Every year, a cast of hundreds of thousands of giant spider crabs (yes, that's the official name for a group of crabs) descends upon Port Phillip Bay in Australia to shed their old exoskeletons. And, this year, a couple of marine biologists have been… lucky(??) enough to capture the congregation on film. Sweet baby jeebus, that's a whole lot of crabs.
As you can see in the footage above, the crabs form what can best be described as a writhing horde of crustaceans plucked straight from my worst nightmares, as individuals crawl over each other up to 10 crabs deep in the shallows of the bay just off the coast of Melbourne.
If that's not unsettling enough for you, keep in mind that each of these giant spider crabs have claws that grow more than 70 cm (2.2 feet) in length and a body that's almost 17 cm (0.5 feet) wide, and their little annual gatherings can stretch for hundreds of metres. Just imagine the sound of all those claws on claws…

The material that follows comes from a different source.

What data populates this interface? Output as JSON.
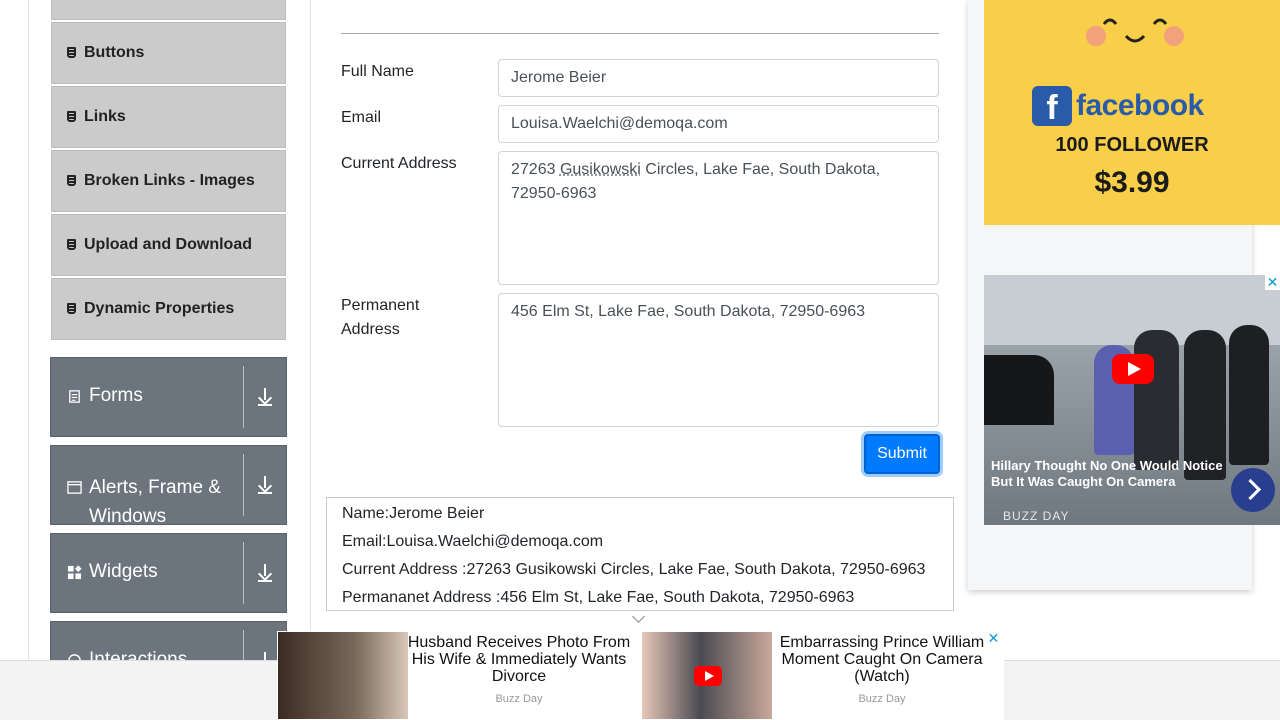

The footage was filmed by aquatic scientists Sheree Marris and Jamie Seymour, and Marris said it was one of the biggest congregations of the crabs she'd seen in her 20 years of diving.
"I swam in a straight line for 4.5 minutes and the crabs were thick on the sandy shallows. It was gobsmackingly amazing," she told ABC News. "[In previous years] I've swam maybe a minute-and-a-half to two minutes and [this year] I wasn't going slow … It's pretty awesome."

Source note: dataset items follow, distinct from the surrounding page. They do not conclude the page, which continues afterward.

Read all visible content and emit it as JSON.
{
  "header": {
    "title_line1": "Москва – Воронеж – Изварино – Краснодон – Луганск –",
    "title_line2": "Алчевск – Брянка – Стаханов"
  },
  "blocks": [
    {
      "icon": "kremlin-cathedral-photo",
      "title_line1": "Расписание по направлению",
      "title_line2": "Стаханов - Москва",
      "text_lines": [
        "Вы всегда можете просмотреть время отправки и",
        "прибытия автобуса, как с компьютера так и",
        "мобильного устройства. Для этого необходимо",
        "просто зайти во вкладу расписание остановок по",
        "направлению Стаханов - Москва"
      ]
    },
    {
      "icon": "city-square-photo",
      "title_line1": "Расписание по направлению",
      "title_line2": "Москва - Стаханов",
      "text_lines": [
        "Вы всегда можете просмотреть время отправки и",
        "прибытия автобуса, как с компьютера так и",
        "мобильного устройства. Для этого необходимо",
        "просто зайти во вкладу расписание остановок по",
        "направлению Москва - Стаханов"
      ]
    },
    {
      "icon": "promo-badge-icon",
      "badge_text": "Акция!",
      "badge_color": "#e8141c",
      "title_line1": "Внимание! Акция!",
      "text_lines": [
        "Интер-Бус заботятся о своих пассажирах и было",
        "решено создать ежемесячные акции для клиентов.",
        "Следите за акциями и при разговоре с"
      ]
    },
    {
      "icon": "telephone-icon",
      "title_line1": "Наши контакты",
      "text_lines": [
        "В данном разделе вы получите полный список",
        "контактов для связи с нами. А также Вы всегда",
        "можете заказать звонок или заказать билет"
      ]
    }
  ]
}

So why so many crabs in one spot? The gathering is thought to be part of the crabs' annual moulting routine - allowing them to find safety in numbers while they shed their exoskeletons and wait for their new shell to harden.
They need to get rid of their old exoskeleton each year so they can grow, but while they're waiting for their new armour to harden up, they're incredibly vulnerable to rays and sharks, explains Marris. But, by gathering together in the shallows en masse, they can reduce their risk of being eaten - hence the horde.
The Nature of Science YouTube page, which shared Marris and Seymour's footage, explains the moulting process, which you can see occur at the end of the video above:
"They secrete a special enzyme that separates the old shell from the underlying skin, while a new soft paper-like shell is secreted beneath the old one. The crabs then start absorbing seawater and swell, causing the old shell to come apart. The … shell then simply opens up like a lid and the crab extracts itself."
Fascinatingly, once one crab starts to moult in the group, it kicks off a chain reaction, and the rest of the group all start to shed pretty much simultaneously, so they're all equally vulnerable at the same time.
In terms of deciding who goes on top, Marris explains that it's every crab for itself. "There's no hierarchy. It's just this orange chaos of legs and claws. It's a moving blanket of legs and claws really, it's pretty awesome," she said.
"At times they kind of just stack on top of each other and the maximum I've seen is 10. But that's how deep it can actually get, which makes sense because if you're on the top, you're going to be more vulnerable, especially if they've just freshly moulted."
Just think about that for a second. If you're a crab going through a growth spurt, then the safest place for you is at the bottom of a huge mass of all your claw-wielding friends. Yeah… nope. We'll take a zerg rush over a crab rush any day.